Johnson & Johnson’s (NYSE: JNJ) single-shot COVID-19 vaccine is expected to be imported to India for the fill and finish process over the next two to three months, according to a report by the Indian financial daily Mint.

What Happened: JNJ is in talks with Indian pharmaceutical company Biological E. to help with the ongoing tech transfer to India and the vaccine is expected to be imported latest by June or July, the report said — citing Renu Swarup, Secretary, Department of Biotechnology, Ministry of Science and Technology.

In the pharmaceutical industry, many vaccine manufacturers use third parties to fill and finish, which is a process that involves filling up the vials with vaccines and packaging the medicine for distribution. 

JNJ has signed a tech-transfer agreement with Biological E to manufacture its investigational single-dose vaccine and is expected to make 600 million doses on an annual basis, as per Mint.

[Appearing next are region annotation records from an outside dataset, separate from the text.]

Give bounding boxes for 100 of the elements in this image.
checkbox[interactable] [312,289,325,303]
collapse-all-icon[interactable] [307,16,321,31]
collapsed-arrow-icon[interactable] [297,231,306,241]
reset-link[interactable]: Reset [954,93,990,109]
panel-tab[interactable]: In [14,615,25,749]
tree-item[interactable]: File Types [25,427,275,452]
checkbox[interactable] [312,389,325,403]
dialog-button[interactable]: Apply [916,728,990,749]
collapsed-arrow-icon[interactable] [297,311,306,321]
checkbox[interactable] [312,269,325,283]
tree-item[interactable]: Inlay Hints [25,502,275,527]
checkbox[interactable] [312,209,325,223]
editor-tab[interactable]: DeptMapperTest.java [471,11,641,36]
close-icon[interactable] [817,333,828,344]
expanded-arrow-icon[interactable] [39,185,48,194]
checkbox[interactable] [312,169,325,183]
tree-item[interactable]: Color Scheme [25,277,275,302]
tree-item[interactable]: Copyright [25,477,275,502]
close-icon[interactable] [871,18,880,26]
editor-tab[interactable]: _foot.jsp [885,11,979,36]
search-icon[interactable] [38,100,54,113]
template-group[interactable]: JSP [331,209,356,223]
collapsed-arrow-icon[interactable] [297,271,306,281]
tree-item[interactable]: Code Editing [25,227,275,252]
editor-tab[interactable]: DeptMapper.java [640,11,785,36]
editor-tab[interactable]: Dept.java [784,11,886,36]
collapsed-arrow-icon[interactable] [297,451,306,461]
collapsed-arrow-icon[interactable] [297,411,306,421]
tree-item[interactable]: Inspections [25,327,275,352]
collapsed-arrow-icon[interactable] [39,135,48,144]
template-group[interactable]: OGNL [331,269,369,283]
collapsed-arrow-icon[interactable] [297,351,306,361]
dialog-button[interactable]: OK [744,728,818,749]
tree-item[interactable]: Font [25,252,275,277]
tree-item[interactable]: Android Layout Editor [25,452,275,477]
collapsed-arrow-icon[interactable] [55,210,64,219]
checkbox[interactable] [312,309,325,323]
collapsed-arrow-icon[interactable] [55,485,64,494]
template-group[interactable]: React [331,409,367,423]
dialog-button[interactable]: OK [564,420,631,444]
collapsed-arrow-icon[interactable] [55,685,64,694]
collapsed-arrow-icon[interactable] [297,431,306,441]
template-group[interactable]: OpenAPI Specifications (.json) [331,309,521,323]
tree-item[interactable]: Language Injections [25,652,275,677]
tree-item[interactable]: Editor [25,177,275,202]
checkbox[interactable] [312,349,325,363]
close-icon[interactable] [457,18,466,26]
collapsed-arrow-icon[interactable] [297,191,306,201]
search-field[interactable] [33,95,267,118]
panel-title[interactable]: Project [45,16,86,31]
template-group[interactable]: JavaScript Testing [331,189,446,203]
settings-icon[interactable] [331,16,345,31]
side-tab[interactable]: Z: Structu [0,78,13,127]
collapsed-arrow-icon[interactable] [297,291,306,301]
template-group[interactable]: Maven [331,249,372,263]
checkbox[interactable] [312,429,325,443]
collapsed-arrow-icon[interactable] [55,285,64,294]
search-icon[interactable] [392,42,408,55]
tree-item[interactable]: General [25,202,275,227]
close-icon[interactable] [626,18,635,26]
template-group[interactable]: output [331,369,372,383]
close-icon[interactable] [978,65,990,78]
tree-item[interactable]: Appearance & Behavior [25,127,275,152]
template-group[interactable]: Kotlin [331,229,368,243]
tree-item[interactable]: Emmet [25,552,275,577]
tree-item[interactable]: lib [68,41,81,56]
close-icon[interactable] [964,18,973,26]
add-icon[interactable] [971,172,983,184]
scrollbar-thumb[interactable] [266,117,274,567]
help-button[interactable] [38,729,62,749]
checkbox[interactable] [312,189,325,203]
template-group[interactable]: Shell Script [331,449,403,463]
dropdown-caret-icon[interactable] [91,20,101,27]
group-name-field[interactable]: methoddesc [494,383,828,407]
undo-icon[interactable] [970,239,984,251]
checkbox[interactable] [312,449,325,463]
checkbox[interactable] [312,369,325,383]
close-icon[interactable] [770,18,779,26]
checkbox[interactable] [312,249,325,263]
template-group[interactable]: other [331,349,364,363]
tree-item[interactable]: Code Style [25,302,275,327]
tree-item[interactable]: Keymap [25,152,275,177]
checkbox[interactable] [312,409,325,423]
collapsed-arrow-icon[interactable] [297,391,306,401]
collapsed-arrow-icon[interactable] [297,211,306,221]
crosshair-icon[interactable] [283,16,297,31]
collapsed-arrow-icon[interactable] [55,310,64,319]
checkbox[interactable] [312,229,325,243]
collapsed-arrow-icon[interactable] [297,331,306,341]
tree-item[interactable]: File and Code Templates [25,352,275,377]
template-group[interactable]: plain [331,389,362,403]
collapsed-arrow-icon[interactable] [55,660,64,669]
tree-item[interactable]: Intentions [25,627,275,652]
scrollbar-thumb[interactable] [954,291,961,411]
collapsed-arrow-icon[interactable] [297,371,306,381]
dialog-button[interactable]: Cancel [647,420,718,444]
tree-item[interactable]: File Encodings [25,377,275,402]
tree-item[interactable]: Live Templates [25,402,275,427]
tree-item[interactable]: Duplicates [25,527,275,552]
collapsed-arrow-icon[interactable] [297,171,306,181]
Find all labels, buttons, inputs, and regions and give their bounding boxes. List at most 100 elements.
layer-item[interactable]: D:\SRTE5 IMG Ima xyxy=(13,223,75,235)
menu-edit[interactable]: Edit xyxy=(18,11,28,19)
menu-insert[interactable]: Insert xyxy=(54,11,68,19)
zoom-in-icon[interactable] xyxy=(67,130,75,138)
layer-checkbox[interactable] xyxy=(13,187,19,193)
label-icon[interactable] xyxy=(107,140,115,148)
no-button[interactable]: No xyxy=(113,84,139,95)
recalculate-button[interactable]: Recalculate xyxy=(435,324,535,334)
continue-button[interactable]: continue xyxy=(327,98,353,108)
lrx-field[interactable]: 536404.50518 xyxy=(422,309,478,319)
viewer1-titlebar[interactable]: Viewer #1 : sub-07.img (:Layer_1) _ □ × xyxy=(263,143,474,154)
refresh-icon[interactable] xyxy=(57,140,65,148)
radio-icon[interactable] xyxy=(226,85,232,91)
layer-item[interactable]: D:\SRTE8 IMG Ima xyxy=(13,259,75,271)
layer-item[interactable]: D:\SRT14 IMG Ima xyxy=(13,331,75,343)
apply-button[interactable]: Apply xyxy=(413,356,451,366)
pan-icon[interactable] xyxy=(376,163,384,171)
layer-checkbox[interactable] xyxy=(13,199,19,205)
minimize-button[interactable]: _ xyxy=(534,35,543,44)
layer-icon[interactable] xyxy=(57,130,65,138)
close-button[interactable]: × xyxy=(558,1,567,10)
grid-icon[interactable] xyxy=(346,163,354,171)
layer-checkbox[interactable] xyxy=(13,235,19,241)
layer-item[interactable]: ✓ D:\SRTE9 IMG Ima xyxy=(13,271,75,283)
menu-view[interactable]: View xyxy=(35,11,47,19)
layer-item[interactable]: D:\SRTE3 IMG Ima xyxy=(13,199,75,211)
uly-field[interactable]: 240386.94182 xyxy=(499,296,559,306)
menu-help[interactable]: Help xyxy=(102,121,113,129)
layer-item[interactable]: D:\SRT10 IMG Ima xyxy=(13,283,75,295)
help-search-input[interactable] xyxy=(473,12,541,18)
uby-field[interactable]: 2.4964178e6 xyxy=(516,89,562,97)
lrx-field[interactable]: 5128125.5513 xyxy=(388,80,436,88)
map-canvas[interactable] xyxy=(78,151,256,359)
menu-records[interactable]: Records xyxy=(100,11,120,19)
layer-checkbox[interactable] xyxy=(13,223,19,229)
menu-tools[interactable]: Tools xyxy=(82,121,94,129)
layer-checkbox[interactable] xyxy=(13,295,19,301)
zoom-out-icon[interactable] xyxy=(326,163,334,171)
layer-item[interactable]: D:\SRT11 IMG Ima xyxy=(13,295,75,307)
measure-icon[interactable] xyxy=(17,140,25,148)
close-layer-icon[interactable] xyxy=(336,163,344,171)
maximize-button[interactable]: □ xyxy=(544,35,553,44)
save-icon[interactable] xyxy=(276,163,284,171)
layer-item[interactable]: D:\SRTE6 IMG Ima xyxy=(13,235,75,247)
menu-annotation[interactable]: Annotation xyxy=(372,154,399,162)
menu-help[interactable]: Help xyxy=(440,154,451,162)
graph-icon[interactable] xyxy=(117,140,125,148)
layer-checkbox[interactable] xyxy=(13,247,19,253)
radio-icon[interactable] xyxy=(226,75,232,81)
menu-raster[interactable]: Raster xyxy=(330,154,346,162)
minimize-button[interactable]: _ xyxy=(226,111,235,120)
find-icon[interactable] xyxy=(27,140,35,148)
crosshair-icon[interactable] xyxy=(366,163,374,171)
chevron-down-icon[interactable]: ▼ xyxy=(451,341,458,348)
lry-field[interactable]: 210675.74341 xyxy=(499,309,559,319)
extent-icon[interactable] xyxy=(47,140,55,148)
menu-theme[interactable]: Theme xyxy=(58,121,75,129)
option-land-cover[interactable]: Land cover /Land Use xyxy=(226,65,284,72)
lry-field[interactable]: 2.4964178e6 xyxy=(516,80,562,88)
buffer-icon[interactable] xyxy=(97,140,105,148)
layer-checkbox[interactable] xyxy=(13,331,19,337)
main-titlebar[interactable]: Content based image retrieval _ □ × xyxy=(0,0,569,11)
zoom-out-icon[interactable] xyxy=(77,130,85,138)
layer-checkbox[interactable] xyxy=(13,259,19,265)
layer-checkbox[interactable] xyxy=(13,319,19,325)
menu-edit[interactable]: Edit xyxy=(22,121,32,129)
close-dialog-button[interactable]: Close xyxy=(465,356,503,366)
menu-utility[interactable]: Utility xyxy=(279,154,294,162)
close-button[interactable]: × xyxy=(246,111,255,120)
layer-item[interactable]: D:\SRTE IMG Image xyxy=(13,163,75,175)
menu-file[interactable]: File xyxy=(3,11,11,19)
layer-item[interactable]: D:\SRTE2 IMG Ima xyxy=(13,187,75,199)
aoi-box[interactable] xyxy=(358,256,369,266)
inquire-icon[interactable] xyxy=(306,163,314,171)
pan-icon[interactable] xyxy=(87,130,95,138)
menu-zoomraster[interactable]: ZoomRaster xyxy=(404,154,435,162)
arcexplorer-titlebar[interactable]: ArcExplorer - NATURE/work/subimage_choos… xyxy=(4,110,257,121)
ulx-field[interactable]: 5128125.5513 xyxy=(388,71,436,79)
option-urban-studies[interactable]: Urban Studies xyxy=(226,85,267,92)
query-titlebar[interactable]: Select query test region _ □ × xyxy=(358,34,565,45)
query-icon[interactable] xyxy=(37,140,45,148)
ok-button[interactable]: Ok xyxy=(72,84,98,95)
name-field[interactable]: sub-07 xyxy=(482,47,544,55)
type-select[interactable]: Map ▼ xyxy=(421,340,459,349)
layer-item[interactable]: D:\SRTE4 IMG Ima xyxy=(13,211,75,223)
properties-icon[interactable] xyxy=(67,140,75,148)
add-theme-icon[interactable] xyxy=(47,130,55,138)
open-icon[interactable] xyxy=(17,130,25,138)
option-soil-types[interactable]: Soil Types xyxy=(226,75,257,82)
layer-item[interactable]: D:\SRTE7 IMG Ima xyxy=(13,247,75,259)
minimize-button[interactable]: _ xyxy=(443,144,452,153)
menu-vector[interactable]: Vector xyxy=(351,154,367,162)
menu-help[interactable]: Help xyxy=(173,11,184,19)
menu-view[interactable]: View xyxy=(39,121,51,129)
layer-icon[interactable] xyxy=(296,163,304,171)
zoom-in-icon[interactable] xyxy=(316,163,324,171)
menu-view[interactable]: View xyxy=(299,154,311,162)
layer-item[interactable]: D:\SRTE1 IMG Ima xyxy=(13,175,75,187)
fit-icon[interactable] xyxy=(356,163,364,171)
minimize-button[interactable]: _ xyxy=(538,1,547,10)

See Also: Johnson & Johnson Set To Resume COVID-19 Vaccine Rollout In Europe — With A Warning On The Label

Why It Matters: India, which is currently witnessing a deadly second wave of the COVID-19 pandemic, has — according to a Reuters report — said it would fast-track emergency approvals for vaccines authorized by Western countries and Japan, paving the way for possible imports of Pfizer Inc (NYSE: PFE), Johnson & Johnson and Moderna Inc (NASDAQ: MRNA) shots.

India has currently three COVID-19 vaccines approved for emergency use including candidates of AstraZeneca Inc. (NYSE: AZN) and Bharat Biotech and Russia’s Sputnik V.

Bharat Biotech said Wednesday the second interim analysis of data from the Phase 3 study of its Covaxin COVID-19 vaccine suggested 78% efficacy against mild, moderate, and severe disease, sending the stock of its U.S. partner Ocugen Inc. (NASDAQ: OCGN) soaring.

Price Action: Johnson & Johnson shares closed 0.85% lower at $165.18 on Thursday.